Начался разговор Трофима с капитаном Чекрыгиным как-то сбивчиво, и Лазарев не запомнил ни слова. Однако дальнейшая беседа запечатлелась в памяти по сей день. И фраза, с которой пошел откровенный разговор, была вроде бы зауряднейшей.
Правда, перед этим Трофим объяснил капитану суть дела и даже полез было в карман за письмами. Но капитан Чекрыгин жестом остановил его, сказав:
— Верю вам, Лазарев. Начали вы службу неплохо… Докажите и теперь, что вы мужчина, — добейтесь отпуска. Заранее могу обещать свою поддержку. Подтянитесь, проявите себя на учениях — поезжайте. Что до писем, сам такие получал. Было, сержант Лазарев…
А потом капитан Чекрыгин сказал:
— Отпуск могу предоставить на основании рапорта вашего непосредственного командира.
— Я напишу, что приеду.
— Хотите меня послушать? — Отчего же нет…
— Не обещайте.
— Вы не верите мне? Не верите, что добьюсь отпуска? — Наоборот.
— Почему же тогда не написать?
— Если я скажу: мол, вы плохо знаете людей и свою маму в частности… и свою жену тоже, вы можете обидеться.
— Тогда я олух, потому что не понимаю и вас, товарищ капитан.
— Торопливое суждение. Кроме «да» и «нет», есть определение «в чем-то» и «потому что».
— И вы знаете, «в чем» и «почему»?
— Может быть, догадываюсь.
— «Может быть»… — протянул Трофим разочарованно.
«Может быть» его совсем не устраивало. Он хотел знать все происходившее в доме точно, и сейчас же, не откладывая. Иначе какая же жизнь его ждет завтра, послезавтра, через неделю? Верчение под одеялом с вечера, когда после трудного солдатского дня кажется, что стоит донести голову до подушки, и сон, что тьма, навалится на тебя, а на самом деле подушка, словно болтунья-сплетница, начнет шептать — шептать про Нину, про соседского Витьку, которому при одном воспоминании о письмах матери хочется набить морду. Какой тут сон! Ну, сморит наконец усталость, а следующей ночью снова вертишься, тычком поправляешь подушку еще, еще раз, словно она-то, ватная, виновата.

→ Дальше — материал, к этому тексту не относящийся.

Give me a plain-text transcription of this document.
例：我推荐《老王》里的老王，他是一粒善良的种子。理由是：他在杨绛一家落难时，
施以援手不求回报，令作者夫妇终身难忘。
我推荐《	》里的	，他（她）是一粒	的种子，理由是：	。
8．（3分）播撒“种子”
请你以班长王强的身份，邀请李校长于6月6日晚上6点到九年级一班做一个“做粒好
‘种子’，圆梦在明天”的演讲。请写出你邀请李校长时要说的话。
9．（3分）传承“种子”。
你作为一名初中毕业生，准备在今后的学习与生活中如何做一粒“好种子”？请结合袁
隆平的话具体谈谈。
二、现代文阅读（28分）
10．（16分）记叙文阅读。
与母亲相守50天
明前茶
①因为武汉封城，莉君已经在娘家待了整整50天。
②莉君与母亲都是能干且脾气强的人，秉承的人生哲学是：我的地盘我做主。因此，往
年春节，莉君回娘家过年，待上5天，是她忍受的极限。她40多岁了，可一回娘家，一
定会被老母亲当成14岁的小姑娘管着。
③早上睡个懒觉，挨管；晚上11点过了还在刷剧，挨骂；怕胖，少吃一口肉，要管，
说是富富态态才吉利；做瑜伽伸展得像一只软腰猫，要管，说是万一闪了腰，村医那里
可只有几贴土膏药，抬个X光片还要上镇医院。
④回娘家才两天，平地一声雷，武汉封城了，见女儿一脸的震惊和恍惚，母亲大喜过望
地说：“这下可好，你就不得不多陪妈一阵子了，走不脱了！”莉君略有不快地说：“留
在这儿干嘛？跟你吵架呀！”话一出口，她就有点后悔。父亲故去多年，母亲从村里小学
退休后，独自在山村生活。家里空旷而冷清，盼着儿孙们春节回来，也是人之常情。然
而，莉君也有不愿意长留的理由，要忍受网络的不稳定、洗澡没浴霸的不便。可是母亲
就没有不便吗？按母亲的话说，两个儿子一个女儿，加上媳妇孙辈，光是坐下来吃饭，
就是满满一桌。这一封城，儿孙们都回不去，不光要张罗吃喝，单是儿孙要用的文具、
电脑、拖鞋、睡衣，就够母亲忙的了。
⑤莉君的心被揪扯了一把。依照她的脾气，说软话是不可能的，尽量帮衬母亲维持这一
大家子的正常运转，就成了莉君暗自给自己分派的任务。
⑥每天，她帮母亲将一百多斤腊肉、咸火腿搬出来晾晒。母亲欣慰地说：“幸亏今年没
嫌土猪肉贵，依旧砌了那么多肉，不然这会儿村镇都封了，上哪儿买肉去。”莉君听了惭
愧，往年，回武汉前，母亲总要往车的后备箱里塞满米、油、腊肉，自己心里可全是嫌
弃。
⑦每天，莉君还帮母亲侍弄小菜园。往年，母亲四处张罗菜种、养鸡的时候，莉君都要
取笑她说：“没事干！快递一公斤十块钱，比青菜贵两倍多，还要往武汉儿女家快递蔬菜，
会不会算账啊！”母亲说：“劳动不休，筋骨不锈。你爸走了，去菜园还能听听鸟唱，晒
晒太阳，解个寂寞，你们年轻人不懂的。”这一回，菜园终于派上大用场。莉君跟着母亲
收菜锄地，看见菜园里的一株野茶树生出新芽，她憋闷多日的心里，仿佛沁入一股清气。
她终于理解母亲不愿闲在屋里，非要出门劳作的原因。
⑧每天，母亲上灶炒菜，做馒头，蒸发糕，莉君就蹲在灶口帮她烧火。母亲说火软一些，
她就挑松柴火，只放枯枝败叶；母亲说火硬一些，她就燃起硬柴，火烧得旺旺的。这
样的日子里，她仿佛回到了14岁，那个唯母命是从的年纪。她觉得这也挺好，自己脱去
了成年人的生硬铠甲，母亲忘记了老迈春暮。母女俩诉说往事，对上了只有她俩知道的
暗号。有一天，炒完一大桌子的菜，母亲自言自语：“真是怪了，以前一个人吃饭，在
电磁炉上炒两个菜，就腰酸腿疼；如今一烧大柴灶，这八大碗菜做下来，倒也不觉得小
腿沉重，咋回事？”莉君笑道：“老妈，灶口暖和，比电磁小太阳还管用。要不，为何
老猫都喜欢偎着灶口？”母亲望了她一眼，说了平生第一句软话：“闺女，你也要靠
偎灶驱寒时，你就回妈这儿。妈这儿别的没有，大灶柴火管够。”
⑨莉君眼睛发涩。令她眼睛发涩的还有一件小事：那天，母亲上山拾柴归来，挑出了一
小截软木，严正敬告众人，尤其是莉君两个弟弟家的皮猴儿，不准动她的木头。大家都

Утром встаешь злой на весь мир и больше же всех на себя самого. Свет не мил. Однако служба не ждет. А тут — «может быть»…
— Давайте порассуждаем, — предложил Чекрыгин. — Сколько лет вашей матери?
— Под шестьдесят вроде.
— А точнее?
Подумав, Трофим признался:
— Не знаю. — И ему стало очень неловко.
— Постарайтесь припомнить.
Лазарев прикинул. В семье он самый младший. Мать, помнится, старшего брата родила в сорок первом, осенью, а вышла она замуж перед войной, и было ей двадцать.
— Двадцатого года она, — быстро отрапортовал Трофим.
— Староватой вы ее считаете, Лазарев. Ей едва пятьдесят минуло.
— Выглядит так…
И они оба рассмеялись.
— Маленькая она, платок на лоб повяжет. Совсем старуха.